Althoughthe new geographic asset composition established by Law 93 no longer favors the island's securities, investors who have the fund will receive preferential rates in dividends and capital gains. Furthermore, since it is an investment based in Puerto Rico, it is tax free in the case of inheritance.

Aiming for ETFs

In general, ATLASAX will invest 20% of its fixed-income assets specifically in Puerto Rico mortgage backed securities (Fannie Mae and Freddie Mac), as well as locally well-known GNMAs. The remaining 80% of the funds asset will seek worldwide exposure by means of exchange-traded funds (ETFs) and corporate debt from large cap companies.

Hopgood and Pandal expect the fund will yield between 4% and 6%. It will be an open-end fund with a daily closing, which means that investors will be able to sell or buy shares whenever they are interested.

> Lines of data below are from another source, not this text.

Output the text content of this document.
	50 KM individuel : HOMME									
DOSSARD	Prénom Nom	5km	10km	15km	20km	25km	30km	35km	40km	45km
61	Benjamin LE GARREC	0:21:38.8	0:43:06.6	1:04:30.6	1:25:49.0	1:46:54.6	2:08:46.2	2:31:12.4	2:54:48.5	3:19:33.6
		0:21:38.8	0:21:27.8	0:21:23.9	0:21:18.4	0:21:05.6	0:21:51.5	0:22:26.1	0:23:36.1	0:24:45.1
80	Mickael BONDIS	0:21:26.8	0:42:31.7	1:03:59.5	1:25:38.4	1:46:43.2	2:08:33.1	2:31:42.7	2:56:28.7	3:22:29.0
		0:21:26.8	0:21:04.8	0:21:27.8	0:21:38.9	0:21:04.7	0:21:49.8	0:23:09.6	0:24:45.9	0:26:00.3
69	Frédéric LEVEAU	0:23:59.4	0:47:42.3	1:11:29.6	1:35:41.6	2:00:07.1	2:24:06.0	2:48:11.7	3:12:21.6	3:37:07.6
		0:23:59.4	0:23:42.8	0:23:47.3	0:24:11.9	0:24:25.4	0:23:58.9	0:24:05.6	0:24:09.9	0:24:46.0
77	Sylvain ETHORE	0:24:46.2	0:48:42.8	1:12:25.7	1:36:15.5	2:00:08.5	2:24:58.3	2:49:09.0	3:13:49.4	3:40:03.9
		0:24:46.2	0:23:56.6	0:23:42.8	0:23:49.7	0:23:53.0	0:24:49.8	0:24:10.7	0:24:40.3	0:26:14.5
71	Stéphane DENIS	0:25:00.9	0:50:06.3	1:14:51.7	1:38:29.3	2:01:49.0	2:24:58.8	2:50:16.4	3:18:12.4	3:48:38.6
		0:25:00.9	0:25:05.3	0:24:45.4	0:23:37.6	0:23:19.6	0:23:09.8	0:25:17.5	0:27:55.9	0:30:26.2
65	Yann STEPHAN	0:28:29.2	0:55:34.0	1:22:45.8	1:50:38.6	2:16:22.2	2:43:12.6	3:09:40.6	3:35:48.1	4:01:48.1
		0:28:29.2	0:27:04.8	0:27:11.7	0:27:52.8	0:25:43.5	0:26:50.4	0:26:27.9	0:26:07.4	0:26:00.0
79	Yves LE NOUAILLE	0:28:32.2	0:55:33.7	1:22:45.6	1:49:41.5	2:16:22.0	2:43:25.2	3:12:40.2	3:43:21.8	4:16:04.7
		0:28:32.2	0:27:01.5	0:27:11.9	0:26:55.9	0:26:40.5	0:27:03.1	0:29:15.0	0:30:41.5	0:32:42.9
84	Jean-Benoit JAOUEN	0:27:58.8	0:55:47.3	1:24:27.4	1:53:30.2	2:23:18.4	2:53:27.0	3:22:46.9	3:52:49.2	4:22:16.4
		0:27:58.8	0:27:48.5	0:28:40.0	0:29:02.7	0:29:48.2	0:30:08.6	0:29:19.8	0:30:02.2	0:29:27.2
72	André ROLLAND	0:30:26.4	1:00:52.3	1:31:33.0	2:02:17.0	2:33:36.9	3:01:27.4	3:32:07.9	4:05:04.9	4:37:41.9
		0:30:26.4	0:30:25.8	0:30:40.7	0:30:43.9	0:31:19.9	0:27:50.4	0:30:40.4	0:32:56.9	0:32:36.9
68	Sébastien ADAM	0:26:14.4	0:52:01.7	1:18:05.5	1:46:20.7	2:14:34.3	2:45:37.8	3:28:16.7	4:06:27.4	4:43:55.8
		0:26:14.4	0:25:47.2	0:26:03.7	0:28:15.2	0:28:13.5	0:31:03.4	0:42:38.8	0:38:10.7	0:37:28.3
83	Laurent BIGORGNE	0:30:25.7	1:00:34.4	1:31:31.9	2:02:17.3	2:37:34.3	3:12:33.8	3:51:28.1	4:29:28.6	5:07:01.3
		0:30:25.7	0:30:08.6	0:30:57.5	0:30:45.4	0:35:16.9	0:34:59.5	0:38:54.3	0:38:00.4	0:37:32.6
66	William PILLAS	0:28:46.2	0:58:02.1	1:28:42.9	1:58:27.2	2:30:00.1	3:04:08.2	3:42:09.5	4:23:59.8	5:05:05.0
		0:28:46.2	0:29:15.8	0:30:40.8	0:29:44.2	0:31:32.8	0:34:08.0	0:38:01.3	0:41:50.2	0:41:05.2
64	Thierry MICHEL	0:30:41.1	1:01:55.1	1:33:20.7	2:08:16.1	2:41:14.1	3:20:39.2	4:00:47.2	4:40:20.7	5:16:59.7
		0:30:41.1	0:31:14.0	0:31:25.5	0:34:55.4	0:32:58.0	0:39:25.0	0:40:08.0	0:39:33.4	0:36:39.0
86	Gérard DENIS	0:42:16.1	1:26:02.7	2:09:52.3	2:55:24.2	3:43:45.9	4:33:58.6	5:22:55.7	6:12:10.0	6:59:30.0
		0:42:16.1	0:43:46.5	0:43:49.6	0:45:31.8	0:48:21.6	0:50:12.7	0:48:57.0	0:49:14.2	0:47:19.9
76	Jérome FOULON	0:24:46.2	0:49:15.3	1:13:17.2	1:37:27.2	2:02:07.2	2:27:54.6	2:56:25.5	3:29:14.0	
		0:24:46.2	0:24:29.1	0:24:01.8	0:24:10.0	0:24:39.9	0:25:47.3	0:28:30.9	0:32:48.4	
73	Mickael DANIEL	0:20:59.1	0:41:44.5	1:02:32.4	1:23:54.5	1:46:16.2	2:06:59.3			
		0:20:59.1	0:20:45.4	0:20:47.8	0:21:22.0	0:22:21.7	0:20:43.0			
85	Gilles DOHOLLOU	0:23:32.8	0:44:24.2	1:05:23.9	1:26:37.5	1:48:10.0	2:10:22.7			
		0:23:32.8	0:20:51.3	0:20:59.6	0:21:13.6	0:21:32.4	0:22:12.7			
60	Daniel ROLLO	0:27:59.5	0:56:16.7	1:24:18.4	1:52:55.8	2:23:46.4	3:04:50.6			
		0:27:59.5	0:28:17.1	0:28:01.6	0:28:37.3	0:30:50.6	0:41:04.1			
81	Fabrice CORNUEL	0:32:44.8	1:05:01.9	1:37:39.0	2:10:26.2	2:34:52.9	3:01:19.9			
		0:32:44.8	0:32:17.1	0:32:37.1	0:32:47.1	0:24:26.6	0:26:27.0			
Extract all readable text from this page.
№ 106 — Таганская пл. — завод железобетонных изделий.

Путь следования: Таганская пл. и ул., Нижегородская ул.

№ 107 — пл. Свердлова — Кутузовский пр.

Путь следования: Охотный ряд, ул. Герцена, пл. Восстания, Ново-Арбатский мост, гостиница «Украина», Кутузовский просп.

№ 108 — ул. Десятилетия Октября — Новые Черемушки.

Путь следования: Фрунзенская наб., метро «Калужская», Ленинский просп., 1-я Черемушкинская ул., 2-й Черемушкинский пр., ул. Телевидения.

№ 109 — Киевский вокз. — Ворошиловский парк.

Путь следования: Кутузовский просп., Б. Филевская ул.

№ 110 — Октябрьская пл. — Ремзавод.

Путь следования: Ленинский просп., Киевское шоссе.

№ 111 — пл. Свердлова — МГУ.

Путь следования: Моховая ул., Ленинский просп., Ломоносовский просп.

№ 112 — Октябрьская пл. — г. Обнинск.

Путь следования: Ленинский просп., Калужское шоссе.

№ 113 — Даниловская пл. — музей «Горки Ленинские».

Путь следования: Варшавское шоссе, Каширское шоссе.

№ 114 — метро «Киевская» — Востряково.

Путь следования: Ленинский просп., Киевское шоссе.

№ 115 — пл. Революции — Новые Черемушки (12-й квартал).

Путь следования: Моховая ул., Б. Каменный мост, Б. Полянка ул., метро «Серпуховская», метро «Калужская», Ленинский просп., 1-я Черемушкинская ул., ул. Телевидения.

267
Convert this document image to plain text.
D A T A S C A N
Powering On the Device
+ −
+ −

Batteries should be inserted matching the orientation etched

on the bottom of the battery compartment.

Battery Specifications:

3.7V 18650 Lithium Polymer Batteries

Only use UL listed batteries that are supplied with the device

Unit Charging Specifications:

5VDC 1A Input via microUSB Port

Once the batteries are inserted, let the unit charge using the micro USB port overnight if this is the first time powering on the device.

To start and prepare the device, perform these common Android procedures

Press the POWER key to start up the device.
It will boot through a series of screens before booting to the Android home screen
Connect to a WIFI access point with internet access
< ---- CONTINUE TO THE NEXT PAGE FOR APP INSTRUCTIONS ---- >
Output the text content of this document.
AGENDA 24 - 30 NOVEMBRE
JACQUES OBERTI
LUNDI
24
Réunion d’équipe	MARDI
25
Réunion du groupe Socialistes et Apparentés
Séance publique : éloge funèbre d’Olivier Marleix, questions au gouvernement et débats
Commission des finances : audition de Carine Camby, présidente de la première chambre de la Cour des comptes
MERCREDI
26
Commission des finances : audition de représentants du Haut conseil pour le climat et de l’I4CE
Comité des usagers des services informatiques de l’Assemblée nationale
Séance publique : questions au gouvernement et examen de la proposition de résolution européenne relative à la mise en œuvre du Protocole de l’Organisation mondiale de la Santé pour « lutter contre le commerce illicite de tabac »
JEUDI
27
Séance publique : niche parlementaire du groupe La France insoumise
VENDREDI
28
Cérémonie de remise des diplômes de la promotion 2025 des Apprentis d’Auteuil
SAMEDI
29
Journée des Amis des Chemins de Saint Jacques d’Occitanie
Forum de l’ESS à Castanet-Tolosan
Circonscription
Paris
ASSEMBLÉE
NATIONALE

Above all, the respondents assured that the fund complies with the transparency and independence requirements established by Act 93, a set of requirements that did not exist under previous statutes.

ATLASAX has an independent board of directors composed of Puerto Rico-based Universal Insurance's former chief financial officer, Jaime Padilla, academic and economist Mario Iturrino, and the former head of investment banking in Santander Securities, Eduardo Inclán. BDO serves as auditor, and Gemini as fund manager, while Union Bank will be the custodian bank.

"This product has almost all the criteria of a fund registered in the Securities and Exchange Commission (SEC), since our long-term goal is to be able to export this type of product."

According to Hopgood, Oriental will be in charge of distributing the fund. The share price has been set at $10, and investors may join with $2,500. The goal is to raise about $20 million and to double this figure within approximately two years.